Review: Royal Ballet in Giselle at Royal Opera House

Performance: 6 Apr - 26 May 09
Reviewed by Graham Watts - Tuesday 7 April 2009

Royal Ballet 'Giselle' Royal Opera House. Photo: Bill Cooper

It’s always nice to welcome back an old friend; and they don’t come any older than Giselle. Born in 1841, this most Romantic of all ballets has been through cycles of innovation, adulation, reform and neglect over its long life. The most fundamental revisions to the choreographic structure were made at the Imperial Ballet in St Petersburg under the creative genius of Marius Petipa.

The Royal Ballet’s current production – by Peter Wright – is a direct descendant of the Russian interpretation and has been around since 1985. It now accounts for a large slice of the 525 performances of Giselle at the Royal Opera House.

All this means an unprecedented weight of history and that consequent burden of expectation pressing down on the dancers for this opening night; the quality of their response to this challenge was generally – although not universally – excellent.
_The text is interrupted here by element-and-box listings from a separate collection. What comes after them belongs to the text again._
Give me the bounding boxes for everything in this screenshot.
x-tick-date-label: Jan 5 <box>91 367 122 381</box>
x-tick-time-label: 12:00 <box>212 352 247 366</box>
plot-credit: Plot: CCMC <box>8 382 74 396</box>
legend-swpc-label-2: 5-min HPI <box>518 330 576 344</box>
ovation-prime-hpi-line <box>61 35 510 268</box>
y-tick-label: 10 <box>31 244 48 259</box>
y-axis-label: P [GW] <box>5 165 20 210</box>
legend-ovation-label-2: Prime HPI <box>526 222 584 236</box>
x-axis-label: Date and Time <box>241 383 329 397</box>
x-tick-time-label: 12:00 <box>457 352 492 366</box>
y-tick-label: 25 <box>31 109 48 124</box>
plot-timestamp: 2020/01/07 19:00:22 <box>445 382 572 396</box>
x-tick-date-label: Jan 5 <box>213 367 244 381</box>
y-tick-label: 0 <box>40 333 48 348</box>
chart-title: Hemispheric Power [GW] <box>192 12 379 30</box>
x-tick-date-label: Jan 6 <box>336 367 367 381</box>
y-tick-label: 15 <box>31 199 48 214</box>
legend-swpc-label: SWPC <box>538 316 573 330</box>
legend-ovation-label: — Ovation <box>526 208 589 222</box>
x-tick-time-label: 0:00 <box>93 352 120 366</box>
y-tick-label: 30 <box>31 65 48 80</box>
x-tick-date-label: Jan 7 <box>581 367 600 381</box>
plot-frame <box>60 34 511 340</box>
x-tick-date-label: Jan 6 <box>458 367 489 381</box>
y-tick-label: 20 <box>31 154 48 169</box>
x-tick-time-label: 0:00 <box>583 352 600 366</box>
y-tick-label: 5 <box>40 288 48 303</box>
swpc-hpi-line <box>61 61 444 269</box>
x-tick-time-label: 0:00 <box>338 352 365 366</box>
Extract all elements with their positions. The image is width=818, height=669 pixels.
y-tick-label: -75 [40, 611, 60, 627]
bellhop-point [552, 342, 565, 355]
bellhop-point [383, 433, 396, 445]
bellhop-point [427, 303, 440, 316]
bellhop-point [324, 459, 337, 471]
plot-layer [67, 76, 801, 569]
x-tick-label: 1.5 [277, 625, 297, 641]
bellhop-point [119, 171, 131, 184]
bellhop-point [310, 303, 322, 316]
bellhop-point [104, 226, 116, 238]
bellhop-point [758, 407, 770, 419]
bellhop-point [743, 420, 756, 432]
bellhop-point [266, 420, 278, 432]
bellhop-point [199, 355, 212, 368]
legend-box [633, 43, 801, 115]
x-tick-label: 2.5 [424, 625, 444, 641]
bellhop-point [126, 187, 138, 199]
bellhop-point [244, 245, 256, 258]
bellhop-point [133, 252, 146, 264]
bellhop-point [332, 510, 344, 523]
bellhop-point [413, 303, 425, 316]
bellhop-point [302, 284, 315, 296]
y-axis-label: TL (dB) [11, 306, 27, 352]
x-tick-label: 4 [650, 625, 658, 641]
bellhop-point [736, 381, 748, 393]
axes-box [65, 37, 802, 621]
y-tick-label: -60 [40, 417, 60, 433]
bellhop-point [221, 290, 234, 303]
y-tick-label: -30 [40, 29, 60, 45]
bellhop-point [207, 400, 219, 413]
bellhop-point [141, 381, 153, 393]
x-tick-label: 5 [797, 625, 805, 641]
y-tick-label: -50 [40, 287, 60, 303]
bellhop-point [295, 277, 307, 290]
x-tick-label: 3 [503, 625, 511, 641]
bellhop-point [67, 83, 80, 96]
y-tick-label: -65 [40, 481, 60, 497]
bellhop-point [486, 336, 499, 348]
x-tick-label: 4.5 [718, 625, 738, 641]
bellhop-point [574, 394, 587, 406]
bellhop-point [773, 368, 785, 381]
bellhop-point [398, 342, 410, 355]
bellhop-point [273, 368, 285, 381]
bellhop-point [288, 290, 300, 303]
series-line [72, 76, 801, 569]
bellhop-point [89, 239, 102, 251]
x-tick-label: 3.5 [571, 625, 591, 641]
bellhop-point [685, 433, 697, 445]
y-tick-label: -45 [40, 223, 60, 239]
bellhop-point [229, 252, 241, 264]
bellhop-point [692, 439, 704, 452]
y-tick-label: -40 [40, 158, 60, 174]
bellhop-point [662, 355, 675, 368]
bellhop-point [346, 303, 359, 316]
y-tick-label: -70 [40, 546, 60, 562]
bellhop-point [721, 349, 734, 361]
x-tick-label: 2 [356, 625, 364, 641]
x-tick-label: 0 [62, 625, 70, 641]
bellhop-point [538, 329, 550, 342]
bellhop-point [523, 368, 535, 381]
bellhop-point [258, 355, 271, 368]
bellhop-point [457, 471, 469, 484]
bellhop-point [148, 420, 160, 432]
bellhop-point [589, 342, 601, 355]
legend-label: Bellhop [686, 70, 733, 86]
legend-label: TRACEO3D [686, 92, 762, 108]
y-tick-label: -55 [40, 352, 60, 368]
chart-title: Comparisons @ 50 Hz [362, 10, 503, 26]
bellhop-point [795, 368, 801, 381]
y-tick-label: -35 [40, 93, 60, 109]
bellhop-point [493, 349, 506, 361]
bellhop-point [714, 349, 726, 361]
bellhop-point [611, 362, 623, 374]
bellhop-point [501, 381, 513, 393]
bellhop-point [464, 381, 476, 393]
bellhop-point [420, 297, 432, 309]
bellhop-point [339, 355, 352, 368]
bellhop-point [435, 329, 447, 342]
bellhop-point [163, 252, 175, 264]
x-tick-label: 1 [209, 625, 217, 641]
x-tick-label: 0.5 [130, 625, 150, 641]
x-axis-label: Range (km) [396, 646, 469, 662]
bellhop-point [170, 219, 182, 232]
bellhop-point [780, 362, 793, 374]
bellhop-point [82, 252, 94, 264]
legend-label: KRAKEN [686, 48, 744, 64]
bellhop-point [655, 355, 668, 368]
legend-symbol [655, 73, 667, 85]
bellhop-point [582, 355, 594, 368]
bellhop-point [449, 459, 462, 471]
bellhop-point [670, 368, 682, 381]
The title role was especially safe in the custody of the Royal’s Argentinian ballerina, Marianela Nuñez. Quite apart from her prodigious skills and determined reliability, Nuñez is a delightfully assured and charismatic performer; a gossamer thread floating delicately on steps she delivers with a technician’s accuracy. It is only in the famous “mad” scene that concludes Act I where her innate sensitivity somehow inhibits the intense mania that is triggered by her sweetheart’s duplicity. In this latter role – as the aristocratic Albrecht, who disguises himself as a commoner to woo Giselle – Carlos Acosta is initially disappointing; in the opening Act he is dramatically out-performed by Gary Avis as his love rival, Hilarion, who makes his mimed intentions clear with every simple gesture. But all is forgiven when Acosta bursts from the anodyne, almost at the end, to deliver two spectacularly smooth, dynamic virtuoso solos as the Wilis (the ghosts of jilted brides) attempt to dance him to death, by Giselle’s tomb, as dawn approaches. As the spirit of Giselle – about to join the Wilis – Nuñez is back to her finest form, defending her increasingly fragile man from beyond the grave.
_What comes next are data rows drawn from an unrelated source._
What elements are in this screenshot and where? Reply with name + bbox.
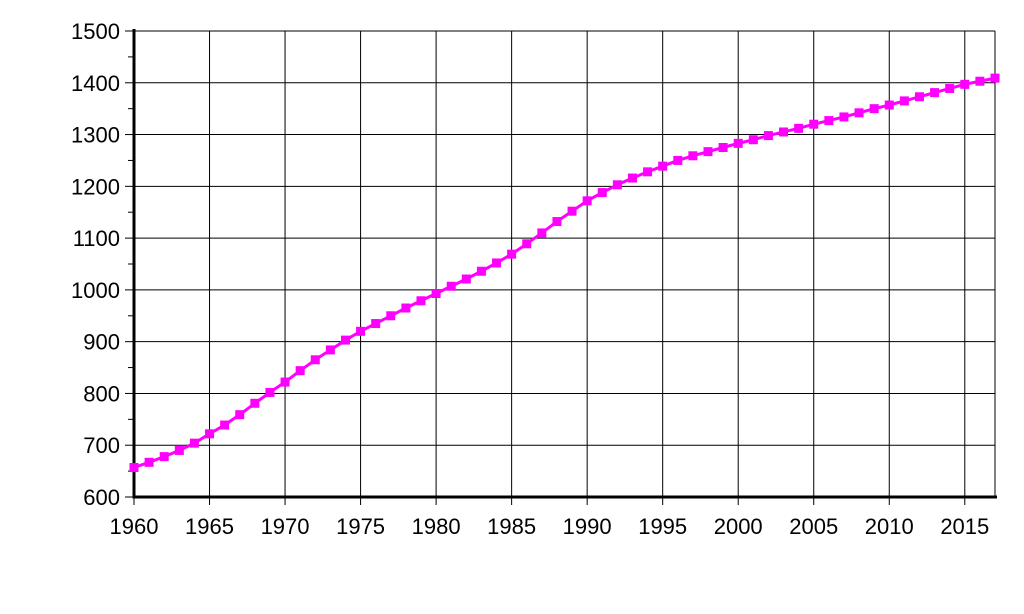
data-point <box>416 296 426 306</box>
grid-lines <box>134 30 996 497</box>
data-point <box>597 188 607 198</box>
data-point <box>748 135 758 145</box>
data-point <box>612 180 622 190</box>
x-tick-label: 2010 <box>865 514 914 539</box>
data-point <box>431 289 441 299</box>
data-point <box>129 462 139 472</box>
x-tick-label: 2005 <box>789 514 838 539</box>
data-point <box>779 127 789 137</box>
data-point <box>235 410 245 420</box>
data-point <box>386 311 396 321</box>
x-tick-label: 1980 <box>412 514 461 539</box>
data-point <box>356 326 366 336</box>
y-tick-label: 600 <box>83 485 120 510</box>
data-point <box>371 319 381 329</box>
data-point <box>643 167 653 177</box>
x-tick-label: 1970 <box>261 514 310 539</box>
y-tick-label: 800 <box>83 381 120 406</box>
data-point <box>673 155 683 165</box>
data-point <box>189 438 199 448</box>
data-point <box>492 258 502 268</box>
x-tick-label: 1995 <box>638 514 687 539</box>
data-point <box>295 366 305 376</box>
data-point <box>552 217 562 227</box>
data-point <box>507 249 517 259</box>
x-tick-label: 2015 <box>940 514 989 539</box>
series-line <box>133 76 996 469</box>
data-point <box>930 88 940 98</box>
data-point <box>733 138 743 148</box>
x-tick-label: 1985 <box>487 514 536 539</box>
data-point <box>567 206 577 216</box>
y-tick-label: 1400 <box>71 71 120 96</box>
y-axis-tick-labels: 600 700 800 900 1000 1100 1200 1300 1400 1500 <box>71 19 120 510</box>
data-point <box>975 76 985 86</box>
data-point <box>945 83 955 93</box>
data-point <box>522 239 532 249</box>
data-point <box>340 335 350 345</box>
y-tick-label: 900 <box>83 330 120 355</box>
x-tick-label: 2000 <box>714 514 763 539</box>
data-point <box>854 108 864 118</box>
data-point <box>144 457 154 467</box>
x-tick-label: 1965 <box>185 514 234 539</box>
y-tick-label: 1200 <box>71 174 120 199</box>
data-point <box>718 143 728 152</box>
data-point <box>220 420 230 430</box>
data-point <box>582 196 592 206</box>
series-layer <box>129 73 1000 472</box>
data-point <box>265 387 275 397</box>
data-point <box>658 161 668 171</box>
data-point <box>990 73 1000 83</box>
data-point <box>914 92 924 102</box>
data-point <box>280 377 290 387</box>
data-point <box>476 266 486 276</box>
data-point <box>763 131 773 141</box>
data-point <box>869 104 879 114</box>
data-point <box>884 100 894 110</box>
x-tick-label: 1960 <box>110 514 159 539</box>
data-point <box>537 228 547 238</box>
data-point <box>250 398 260 408</box>
data-point <box>703 147 713 157</box>
data-point <box>325 345 335 355</box>
data-point <box>960 79 970 89</box>
data-point <box>446 281 456 291</box>
axes <box>132 29 997 499</box>
y-tick-label: 1000 <box>71 278 120 303</box>
y-tick-label: 1500 <box>71 19 120 44</box>
y-tick-label: 700 <box>83 433 120 458</box>
data-point <box>794 123 804 133</box>
y-tick-label: 1300 <box>71 123 120 148</box>
data-point <box>809 119 819 129</box>
data-point <box>461 274 471 284</box>
data-point <box>824 116 834 126</box>
data-point <box>174 445 184 455</box>
data-point <box>401 303 411 313</box>
x-axis-tick-labels: 1960 1965 1970 1975 1980 1985 1990 1995 2000 2005… <box>110 514 990 539</box>
data-point <box>159 452 169 462</box>
x-tick-label: 1990 <box>563 514 612 539</box>
data-point <box>310 355 320 365</box>
data-point <box>839 112 849 122</box>
data-point <box>627 173 637 183</box>
y-tick-label: 1100 <box>73 226 120 251</box>
data-point <box>899 96 909 106</box>
data-point <box>205 429 215 439</box>
x-tick-label: 1975 <box>336 514 385 539</box>
data-point <box>688 151 698 161</box>
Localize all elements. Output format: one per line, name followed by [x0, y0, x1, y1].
Apart from the always-excellent Avis, there are other stellar performances down the cast list, with the Spanish pairing of Laura Morera and Ricardo Cervera leading a charming, rustic Pas de Six, which was generally first class. The soloist, Helen Crawford, stepped up to tackle the challenging role of Myrtha – the Queen of the Wilis – and despite some nervous wobbles and a fixed, phlegmatic expression, it was still a performance that demonstrated promise for the future.

There’s always a tendency to change things in ballet. The Royal has gone through two new productions of *Sleeping Beauty* since the Millennium and someone, somewhere within the company hierarchy is probably thinking that Wright’s Giselle is overdue a makeover. But, this is one old friend that needs no facelift; it should remain just the way it is – a definitive interpretation of the oldest love story in ballet – until at least its 200th anniversary.